- Emblem of Uzbekistan
- Established: 1991
- Jurisdiction: Uzbekistan
- Location: Abdulla Qodiriy Street, Tashkent
- Authorised by: Ministry of Justice
- Website: Official site

Chairman of the Supreme Court
- Currently: Bakhtiyor Djahangirovich Islamov
- Since: August 10, 2022

= Supreme Court of Uzbekistan =

Most senior body of civil, criminal, and administrative law in the Republic of Uzbekistan

The Supreme Court of the Republic of Uzbekistan is the highest judicial authority in Uzbekistan for civil, criminal, and administrative legal proceedings. The establishment and functioning of the Supreme Court are regulated by the Constitution of the Republic of Uzbekistan (Article 110), the Law on Courts (new version, December 14, 2000), the Civil Procedural and Criminal Procedural Codes, as well as other legislative documents.

The Supreme Court of the Republic of Uzbekistan has the right to oversee the judicial activities of the Supreme Courts of the Republic of Karakalpakstan, regional, city, inter-district, district courts, and military courts. The Supreme Court conducts cases as a first-instance court and in the supervisory order. The Supreme Court consists of the Chairman of the Supreme Court, the first deputy chairman, deputy chairmen, the chairmen of judicial panels, and judges.

The Supreme Court of the Republic of Uzbekistan has the legislative initiative right.

Structure of the Supreme Court
The Supreme Court of the Republic of Uzbekistan operates with the Supreme Court Plenary, the Board, the Civil Cases Judicial Panel, the Criminal Cases Judicial Panel, and the Military Panel. The Supreme Court Plenary is the highest judicial body, convened every four months, and consists of judges of the Supreme Court and the chairmen of the Supreme Courts of the Republic of Karakalpakstan.

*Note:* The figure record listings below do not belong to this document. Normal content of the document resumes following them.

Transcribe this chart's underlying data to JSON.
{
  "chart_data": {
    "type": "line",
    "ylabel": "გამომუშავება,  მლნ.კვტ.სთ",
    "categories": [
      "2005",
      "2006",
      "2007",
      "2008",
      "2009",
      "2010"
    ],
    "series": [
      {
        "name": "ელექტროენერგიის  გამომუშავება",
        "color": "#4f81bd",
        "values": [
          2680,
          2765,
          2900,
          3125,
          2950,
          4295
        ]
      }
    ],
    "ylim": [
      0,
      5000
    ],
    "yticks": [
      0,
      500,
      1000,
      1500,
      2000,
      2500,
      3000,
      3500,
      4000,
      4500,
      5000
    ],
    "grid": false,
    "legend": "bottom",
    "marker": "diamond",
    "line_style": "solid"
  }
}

The Supreme Court Plenary reviews cases under the supervisory procedure, generalizes judicial practices, issues clarifications on the application of laws, and approves the composition of the Supreme Court’s Board, judicial panels, and their chairpersons based on proposals from the Chairman of the Supreme Court.

The Supreme Court Board is composed of a certain number of judges from the Supreme Court of Uzbekistan and holds meetings at least once a month. The judicial panels of the Supreme Court review cases in first-instance, appellate, cassation, and supervisory procedures, analyze judicial practices, generalize them, propose improvements to legal documents, and analyze judicial statistics.

The Chairman, Deputy Chairmen, and Judges of the Supreme Court of the Republic of Uzbekistan are elected for a five-year term by the Senate of the Supreme Assembly (Oliy Majlis) based on proposals from the President of the Republic of Uzbekistan.

Publications
The Supreme Court of the Republic of Uzbekistan publishes the "Supreme Court Bulletin of the Republic of Uzbekistan" (since 1989 in Uzbek and Russian) and the Plenary Decisions of the Supreme Court. It is also the publisher of the newspaper “Power is in Justice”.